Public backlash over the bill immediately followed the bill’s passing, largely over the decision to give taxpayers half of what they received earlier this year through the CARES Act.
And, although the stimulus checks and immediate financial aid remain a priority to Americans, tucked away in the lengthy bill are other stipulations and questionable financial allocations that stray far from the bill that was designed to assist struggling individuals.
More than $110 billion will be set aside toward tax breaks for niche industries like liquor producers, the motorsports entertainment industry and electric motorcycle manufacturers, according to the bill’s text.
Among the more controversial components of the bill include $500 billion is allocated to Israel’s defense programs, an increase from 50% to 100% deductibility of business meals, funding for two new Smithsonian museums and the creation of a new U.S. consulate office in Tibet (the bill also includes providing support to the Tibetan Buddhist faith community for the future “reincarnation” of “any future Dalai Lamas”).

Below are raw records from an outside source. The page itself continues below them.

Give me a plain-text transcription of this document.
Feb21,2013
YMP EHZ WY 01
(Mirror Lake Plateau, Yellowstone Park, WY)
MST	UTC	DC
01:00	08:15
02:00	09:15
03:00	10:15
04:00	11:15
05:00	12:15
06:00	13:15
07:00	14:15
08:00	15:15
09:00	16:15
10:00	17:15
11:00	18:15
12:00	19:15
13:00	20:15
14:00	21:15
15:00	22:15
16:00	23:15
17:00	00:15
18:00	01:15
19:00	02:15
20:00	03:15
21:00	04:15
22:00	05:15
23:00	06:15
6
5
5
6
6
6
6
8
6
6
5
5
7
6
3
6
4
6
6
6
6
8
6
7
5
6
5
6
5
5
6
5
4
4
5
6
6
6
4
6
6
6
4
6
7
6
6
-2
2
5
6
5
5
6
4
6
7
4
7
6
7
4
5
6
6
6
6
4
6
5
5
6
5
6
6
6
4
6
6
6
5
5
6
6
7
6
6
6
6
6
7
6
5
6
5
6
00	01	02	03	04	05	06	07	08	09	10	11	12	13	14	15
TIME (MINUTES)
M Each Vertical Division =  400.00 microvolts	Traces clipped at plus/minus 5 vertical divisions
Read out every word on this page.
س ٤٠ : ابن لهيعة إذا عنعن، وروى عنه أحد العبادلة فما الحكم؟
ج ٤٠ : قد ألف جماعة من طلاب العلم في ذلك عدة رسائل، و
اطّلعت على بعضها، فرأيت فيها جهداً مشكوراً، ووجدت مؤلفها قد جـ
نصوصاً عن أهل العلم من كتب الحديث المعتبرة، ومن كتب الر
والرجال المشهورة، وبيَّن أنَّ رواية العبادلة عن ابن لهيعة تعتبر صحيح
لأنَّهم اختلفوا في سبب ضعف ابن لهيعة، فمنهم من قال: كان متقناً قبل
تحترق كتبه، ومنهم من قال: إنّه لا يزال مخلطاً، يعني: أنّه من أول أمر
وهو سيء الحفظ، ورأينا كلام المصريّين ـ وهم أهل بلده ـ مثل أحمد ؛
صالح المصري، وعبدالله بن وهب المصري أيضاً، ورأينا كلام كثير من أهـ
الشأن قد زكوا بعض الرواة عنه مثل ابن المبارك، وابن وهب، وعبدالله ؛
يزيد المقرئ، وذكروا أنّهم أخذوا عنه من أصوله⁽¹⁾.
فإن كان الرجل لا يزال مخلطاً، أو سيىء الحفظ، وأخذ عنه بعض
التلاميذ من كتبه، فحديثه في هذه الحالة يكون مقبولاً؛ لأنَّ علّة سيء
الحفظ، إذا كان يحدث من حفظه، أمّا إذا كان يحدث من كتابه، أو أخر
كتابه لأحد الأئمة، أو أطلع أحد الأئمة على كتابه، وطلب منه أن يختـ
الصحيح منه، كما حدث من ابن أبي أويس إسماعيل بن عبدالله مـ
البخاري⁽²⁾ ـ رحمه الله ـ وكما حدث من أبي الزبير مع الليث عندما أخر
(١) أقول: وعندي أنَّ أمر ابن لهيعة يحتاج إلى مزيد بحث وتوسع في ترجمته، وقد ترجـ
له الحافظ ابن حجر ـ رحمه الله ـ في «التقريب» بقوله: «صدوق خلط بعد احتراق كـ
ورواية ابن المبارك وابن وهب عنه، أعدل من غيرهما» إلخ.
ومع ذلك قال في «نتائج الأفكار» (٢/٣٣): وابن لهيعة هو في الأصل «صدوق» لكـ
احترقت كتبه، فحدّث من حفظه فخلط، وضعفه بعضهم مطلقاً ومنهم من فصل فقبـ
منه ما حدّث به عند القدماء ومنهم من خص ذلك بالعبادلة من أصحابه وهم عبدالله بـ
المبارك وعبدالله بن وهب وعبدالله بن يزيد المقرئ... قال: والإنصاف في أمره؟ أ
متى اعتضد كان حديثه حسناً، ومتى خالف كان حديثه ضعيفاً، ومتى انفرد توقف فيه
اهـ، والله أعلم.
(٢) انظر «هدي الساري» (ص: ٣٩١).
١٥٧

These elements — which stirred criticism among tax experts, policy experts and every day Americans alike — are a part of one of the largest government spending bills in American history. The corporate tax breaks — like the one granted to producers of beer, wine and spirits — continue to reflect the influence corporate lobbyists have on major federal policy, economy experts fear.
“They are a gravy train for members and lobbyists, who repeat the same exercise every year or two,” Howard Gleckman, tax policy expert at the Urban Institute, told the Washington Post. “The lobbyists get to keep billing hours. The members get campaign money from the same people. Many of these are classic special interest tax breaks that do not benefit the overall economy in any way.”